The Miami Herald reported on its website Thursday 
that as early as 1982, Florida investigators had 
informed a congressional committee that Elsa 
Alvarez, then at the University of Miami, was 
sending private information on mentally ill 
patients at a Miami hospital to the Cuban 
government. A lawyer for the woman denied the accusation, the report said.

The Alvarezes married in 1980 and have three 
children; Carlos Alvarez has two children from a 
previous marriage. They live in South Miami, 
where they were arrested Jan. 6 at their home. 
Friends said Elsa Alvarez suffers from a 
debilitating disease that has seriously affected her health.

After U.S. officials alleged this week that the 
couple also tried to recruit young Cuban 
Americans to serve as agents, and led trips to 
Cuba where young people might have been given a 
favorable impression of the regime of Fidel 
Castro, FIU started its own independent 
investigation, Maidique said. Roberto Martinez, a 
former U.S. attorney, is leading the investigation, he said.

The school's investigation so far had determined 
that the Alvarezes hadn't enlisted any FIU 
students to work as Cuban agents, or taken any 
students to Cuba under the auspices of an FIU program, Riordan said Thursday.

Some who knew Carlos Alvarez, who earned a 
doctorate in clinical psychology from the 
University of Florida, said they had found he had 
nothing of the pro-Castro zealot.

According to the federal indictment, Alvarez had 
allegedly spied for Cuba since 1977, and his wife since 1982.

"I'm flabbergasted," said Herbert C. Kelman, 
emeritus professor of social ethics at Harvard 
University, who mentored Alvarez in conflict 
resolution and traveled with him to Cuba. "I 
considered him an honorary student of mine. I 
have the highest regard for him as a fine and 
knowledgeable colleague with the best of intentions.

"We talked about improving relations between Cuba 
and America, and that had nothing to do with 
sympathy for the current Cuban government, but sympathy for the Cuban people."
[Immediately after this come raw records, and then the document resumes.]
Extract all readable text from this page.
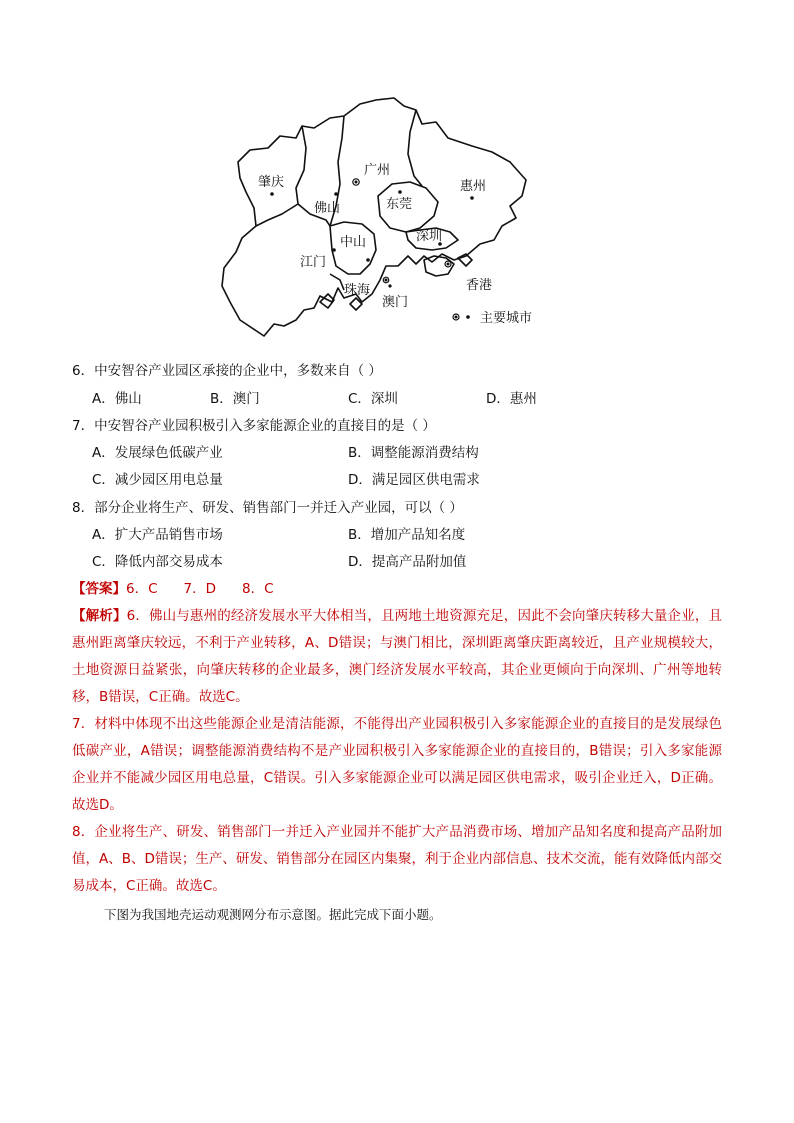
肇庆
广州
佛山	东莞
惠州
中山
江门
深圳
珠海
澳门
香港
主要城市
6．中安智谷产业园区承接的企业中，多数来自（ ）
A．佛山	B．澳门	C．深圳	D．惠州
7．中安智谷产业园积极引入多家能源企业的直接目的是（ ）
A．发展绿色低碳产业	B．调整能源消费结构
C．减少园区用电总量	D．满足园区供电需求
8．部分企业将生产、研发、销售部门一并迁入产业园，可以（ ）
A．扩大产品销售市场	B．增加产品知名度
C．降低内部交易成本	D．提高产品附加值
【答案】6．C 7．D 8．C

【解析】6．佛山与惠州的经济发展水平大体相当，且两地土地资源充足，因此不会向肇庆转移大量企业，且惠州距离肇庆较远，不利于产业转移，A、D错误；与澳门相比，深圳距离肇庆距离较近，且产业规模较大，土地资源日益紧张，向肇庆转移的企业最多，澳门经济发展水平较高，其企业更倾向于向深圳、广州等地转移，B错误，C正确。故选C。

7．材料中体现不出这些能源企业是清洁能源，不能得出产业园积极引入多家能源企业的直接目的是发展绿色低碳产业，A错误；调整能源消费结构不是产业园积极引入多家能源企业的直接目的，B错误；引入多家能源企业并不能减少园区用电总量，C错误。引入多家能源企业可以满足园区供电需求，吸引企业迁入，D正确。故选D。

8．企业将生产、研发、销售部门一并迁入产业园并不能扩大产品消费市场、增加产品知名度和提高产品附加值，A、B、D错误；生产、研发、销售部分在园区内集聚，利于企业内部信息、技术交流，能有效降低内部交易成本，C正确。故选C。

下图为我国地壳运动观测网分布示意图。据此完成下面小题。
Alvarez left Cuba for Miami when he was 17. In 
1991, he returned to Cuba and later wrote a 
newspaper op-ed piece that accused its Communist 
rulers of responding to Cubans' aspirations "with 
ideological rhetoric and actions framed within 
rigid and anachronistic political schemes."

Silvia Wilhelm, executive director of Puentes 
Cubanos, which seeks to foster closer relations 
between Cuba and the United States, said Alvarez 
was hired by her organization several times as an 
expert in conflict-resolution techniques. Wilhelm 
said Alvarez went to Havana for Puentes Cubanos 
to help foster dialogue between Cubans and young 
Cuban American professionals visiting from the United States.

"Every time he traveled for Puentes Cubanos to 
Cuba, he did so completely legally, with a 
license from the Treasury Department," Wilhelm said.

In 2004, she said, Puentes Cubanos lost its 
license to organize trips to Cuba when President 
Bush clamped down on such travel as a way to punish the Cuban government.

"I've known Dr. Alvarez for many, many years," 
Wilhelm said. "Right now, I feel about 250 years 
old. It's not been a good week."

"He needs his day in court," Wilhelm said. "That's the way our system works."